Mostly associated with street food, Filipino barbecue—skewered cuts of pork but can also be beef and chicken parts—is also a sought-after dish during the holidays. The meat cuts are sweetened by a marinade out of soy sauce, garlic, onion, calamansi and soda before being skewered on bamboo sticks and grilled over coal. This all-around dish can be an appetizer, main course or even snack without condiments.
No noche buena or media noche will be complete without lechon, the roasted pig or cow also served in various Filipino feasts. Filipino lechon’s claim to fame is its succulent meat under its crunchy skin, with its biggest fan no less than American chef-TV personality Anthony Bourdain. But it’s a no-no for hypertensives. Leftover lechon parts can be cooked again as “lechon paksiw.”
5. Fried Chicken
The young and young at heart look for fried chicken on every occasion, the holidays included. Drumstick, breast, wings, with or without skin, breaded or marinated, deep-fried or pan-fried, fried chicken seems to be a constant in every feast and party in the country. It’s easy to cook and very handy.
The white-sauce alternative to spaghetti, Filipino aficionados of Italian cuisine have developed a taste for this creamy pasta dish. The sauce is milk, cream, eggs, salt and pepper. Bits of ham, bacon, herbs and mushroom are typically added.
3. Christmas Ham
Christmas ham has earned the famed moniker “star of the noche buena” as well as media noche as it is primarily served during the holidays. It comes in all shapes and sizes, and can be prepared in various ways. Hams or hamon can also be boxed as gifts to loved ones, living up to the essence of the holidays being a season of gift-giving.
2. Fruit Salad
Fruit salad is also highly sought after during the holidays, combining healthy heaps of fruits and dairy. Fruits like apple, mango, pineapple, banana, orange, kiwi, strawberry and cherry are mixed with evaporated milk, condensed milk, cream (some can dispense with this) and sugar.
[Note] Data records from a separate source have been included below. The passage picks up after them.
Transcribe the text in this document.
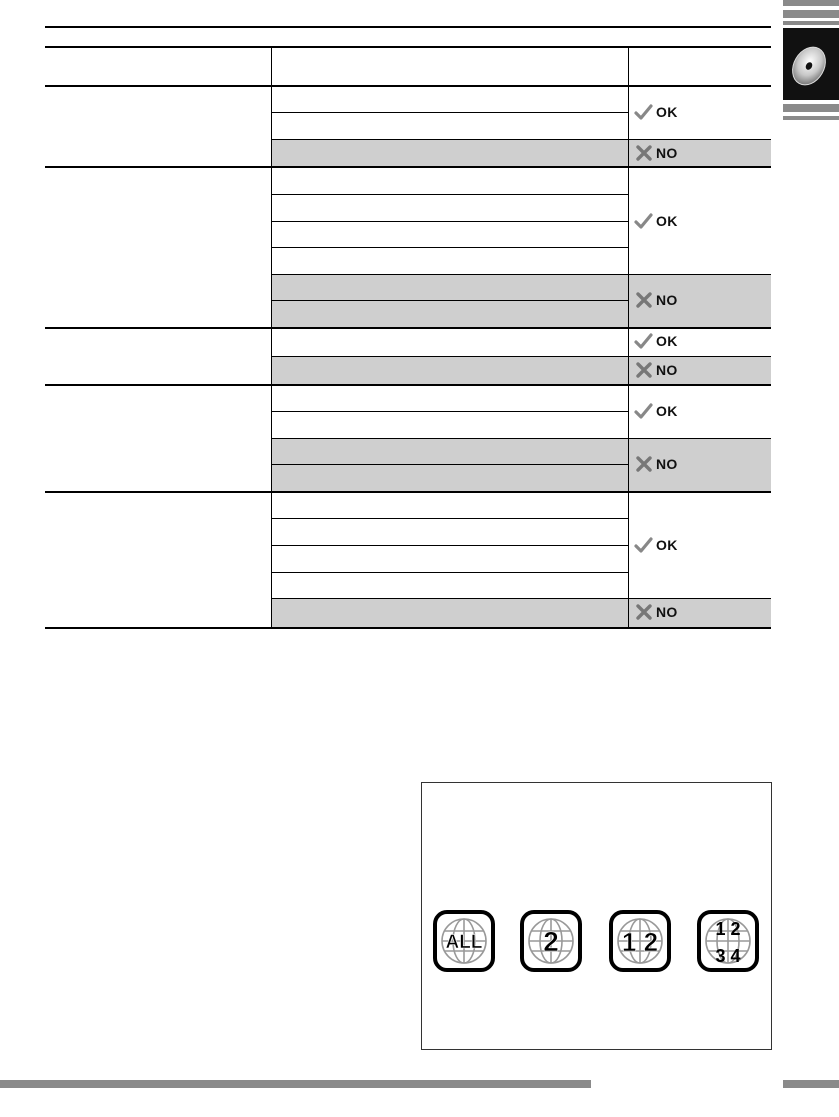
OK
NO
OK
NO
OK
NO
OK
NO
OK
NO
ALL 2 1 2	1 2
3 4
The ultimate favorite pasta dish, spaghetti figures ubiquitously in various celebrations—Christmas, New Year, birthdays, graduation, anniversaries, etc. This red sauce dish is served either the Italian way (with the strong taste of tomatoes) or in typically sweet Filipino style (served with ground pork and, usually, hotdogs). Some Filipinos have also experimented with other meats or ingredients to go with spaghetti. But no matter: for superstitious Filipinos, spaghetti is a must as the long noodle strands signify long life.